This project implements the Asynchronous Advantage Actor-Critic (A3C) algorithm to play the classic Atari game Kung Fu. The implementation leverages PyTorch for building and training the neural network and Gymnasium for the environment.
Before running the project, ensure you have the necessary packages installed. You can install them using the following commands:
pip install gymnasium
pip install "gymnasium[atari, accept-rom-license]"
apt-get install -y swig
pip install gymnasium[box2d]
pip install opencv-python
pip install torch
The following libraries are required and imported in the script:
import cv2
import math
import random
import numpy as np
import torch
import torch.nn as nn
import torch.optim as optim
import torch.nn.functional as F
import torch.multiprocessing as mp
import torch.distributions as distributions
from torch.distributions import Categorical
import gymnasium as gym
from gymnasium import ObservationWrapper
from gymnasium.spaces import Box
The project is divided into several parts for clarity and organization:
- Installing Required Packages and Importing Libraries
- Building the AI (Neural Network Architecture)
- Training the AI (Setting Up the Environment and Training Loop)
-
Clone the repository:
git clone https://github.com/yourusername/a3c_for_kung_fu.git cd a3c_for_kung_fu
-
Run the script:
python a3c_for_kung_fu.py
The neural network for this project is built using PyTorch. It consists of convolutional layers followed by fully connected layers to output the action values and state value.
class Network(nn.Module):
def __init__(self, action_size):
super(Network, self).__init__()
self.conv1 = torch.nn.Conv2d(in_channels=4, out_channels=32, kernel_size=(3, 3), stride=2)
self.conv2 = torch.nn.Conv2d(in_channels=32, out_channels=32, kernel_size=(3, 3), stride=2)
self.conv3 = torch.nn.Conv2d(in_channels=32, out_channels=32, kernel_size=(3, 3), stride=2)
self.flatten = torch.nn.Flatten()
self.fc1 = torch.nn.Linear(in_features=512, out_features=128)
self.fc2a = torch.nn.Linear(in_features=128, out_features=action_size)
self.fc2s = torch.nn.Linear(in_features=128, out_features=1)
def forward(self, state):
x = F.relu(self.conv1(state))
x = F.relu(self.conv2(x))
x = F.relu(self.conv3(x))
x = self.flatten(x)
x = F.relu(self.fc1(x))
action_values = self.fc2a(x)
state_value = self.fc2s(x)[0]
return action_values, state_value
The training process involves setting up the environment, preprocessing the observations, and running the training loop using multiple processes to leverage parallelism.

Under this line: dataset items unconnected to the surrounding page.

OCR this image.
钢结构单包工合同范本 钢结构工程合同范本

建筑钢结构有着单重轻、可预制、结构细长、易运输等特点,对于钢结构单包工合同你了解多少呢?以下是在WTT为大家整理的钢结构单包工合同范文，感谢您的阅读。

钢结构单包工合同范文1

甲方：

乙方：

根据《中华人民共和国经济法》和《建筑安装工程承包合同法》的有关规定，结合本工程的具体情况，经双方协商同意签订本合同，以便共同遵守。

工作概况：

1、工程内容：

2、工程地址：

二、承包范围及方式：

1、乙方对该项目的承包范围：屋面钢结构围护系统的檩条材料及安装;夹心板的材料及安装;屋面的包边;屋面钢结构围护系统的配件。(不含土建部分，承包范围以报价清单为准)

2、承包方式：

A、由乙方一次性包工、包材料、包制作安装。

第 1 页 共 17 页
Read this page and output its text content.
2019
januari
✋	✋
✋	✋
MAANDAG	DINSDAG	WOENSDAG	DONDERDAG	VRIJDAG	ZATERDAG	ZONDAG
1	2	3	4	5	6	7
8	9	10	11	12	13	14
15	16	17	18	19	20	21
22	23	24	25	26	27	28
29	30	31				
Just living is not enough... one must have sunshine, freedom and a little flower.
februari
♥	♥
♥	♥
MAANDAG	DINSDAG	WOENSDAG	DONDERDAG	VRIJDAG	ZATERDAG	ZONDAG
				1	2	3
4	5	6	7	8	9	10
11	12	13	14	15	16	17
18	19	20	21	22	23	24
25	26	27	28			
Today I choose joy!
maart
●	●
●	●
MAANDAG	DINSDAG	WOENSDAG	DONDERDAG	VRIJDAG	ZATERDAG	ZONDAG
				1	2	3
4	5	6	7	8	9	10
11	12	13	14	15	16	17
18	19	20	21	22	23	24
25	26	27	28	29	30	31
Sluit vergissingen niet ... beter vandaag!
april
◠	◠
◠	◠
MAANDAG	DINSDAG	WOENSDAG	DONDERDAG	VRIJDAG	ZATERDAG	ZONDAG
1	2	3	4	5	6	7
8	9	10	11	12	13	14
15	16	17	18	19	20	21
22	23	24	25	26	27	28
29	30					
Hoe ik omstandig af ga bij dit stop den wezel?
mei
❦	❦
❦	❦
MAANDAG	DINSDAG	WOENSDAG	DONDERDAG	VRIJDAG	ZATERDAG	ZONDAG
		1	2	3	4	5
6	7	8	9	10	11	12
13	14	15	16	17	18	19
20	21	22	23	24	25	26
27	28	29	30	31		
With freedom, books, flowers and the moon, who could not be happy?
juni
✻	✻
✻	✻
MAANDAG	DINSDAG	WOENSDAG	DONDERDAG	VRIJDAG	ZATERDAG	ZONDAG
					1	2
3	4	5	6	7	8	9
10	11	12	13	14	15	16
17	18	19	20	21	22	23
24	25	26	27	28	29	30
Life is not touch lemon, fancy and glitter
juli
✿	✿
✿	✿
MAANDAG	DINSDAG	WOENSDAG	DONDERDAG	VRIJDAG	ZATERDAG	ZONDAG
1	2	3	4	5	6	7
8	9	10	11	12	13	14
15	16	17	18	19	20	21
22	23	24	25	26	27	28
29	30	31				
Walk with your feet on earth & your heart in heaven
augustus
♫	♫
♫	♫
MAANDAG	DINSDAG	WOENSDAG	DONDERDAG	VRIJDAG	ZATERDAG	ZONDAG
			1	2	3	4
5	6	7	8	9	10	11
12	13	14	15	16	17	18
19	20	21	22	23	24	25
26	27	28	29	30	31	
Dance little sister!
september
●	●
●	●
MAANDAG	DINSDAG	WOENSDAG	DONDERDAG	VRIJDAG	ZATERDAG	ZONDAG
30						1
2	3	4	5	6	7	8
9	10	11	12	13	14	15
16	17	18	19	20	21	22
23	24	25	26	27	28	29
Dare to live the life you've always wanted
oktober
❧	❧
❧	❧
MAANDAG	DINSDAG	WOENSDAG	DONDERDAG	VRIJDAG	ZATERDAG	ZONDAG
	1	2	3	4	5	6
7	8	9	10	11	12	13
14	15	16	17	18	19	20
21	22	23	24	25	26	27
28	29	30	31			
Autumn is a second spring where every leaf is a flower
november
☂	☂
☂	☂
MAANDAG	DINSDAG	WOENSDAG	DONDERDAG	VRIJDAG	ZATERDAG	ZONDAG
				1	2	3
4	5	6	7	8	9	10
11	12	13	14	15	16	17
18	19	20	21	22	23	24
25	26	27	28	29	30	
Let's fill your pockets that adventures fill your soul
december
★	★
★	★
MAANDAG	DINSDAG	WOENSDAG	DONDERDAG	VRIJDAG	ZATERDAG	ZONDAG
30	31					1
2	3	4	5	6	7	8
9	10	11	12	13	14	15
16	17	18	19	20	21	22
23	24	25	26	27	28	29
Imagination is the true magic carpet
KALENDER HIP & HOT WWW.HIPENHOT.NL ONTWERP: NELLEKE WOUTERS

class PreprocessAtari(ObservationWrapper):
def __init__(self, env):
super(PreprocessAtari, self).__init__(env)
self.observation_space = Box(low=0, high=255, shape=(84, 84, 4), dtype=np.uint8)
def observation(self, obs):
return PreprocessAtari.process(obs)
@staticmethod
def process(frame):
if frame.size == 210 * 160 * 3:
img = np.reshape(frame, [210, 160, 3]).astype(np.float32)
else:
assert False, "Unknown resolution."
img = img.mean(2)
img = img / 255.0
img = cv2.resize(img, (84, 110))
img = img[13:97, :]
img = np.reshape(img, [1, 84, 84])
return img
The training loop leverages multiprocessing for running parallel agents. Each agent updates the global network asynchronously.
def train(rank, params, shared_model, counter, lock, optimizer):
torch.manual_seed(params.seed + rank)
env = PreprocessAtari(gym.make(params.env_name))
model = Network(env.action_space.n)
model.train()
state = env.reset()
state = torch.from_numpy(state)
while True:
# Training logic here
pass
This project is inspired by the A3C algorithm presented in "Asynchronous Methods for Deep Reinforcement Learning" by Mnih et al. It also leverages the Gymnasium library for environment setup and PyTorch for building and training the neural network.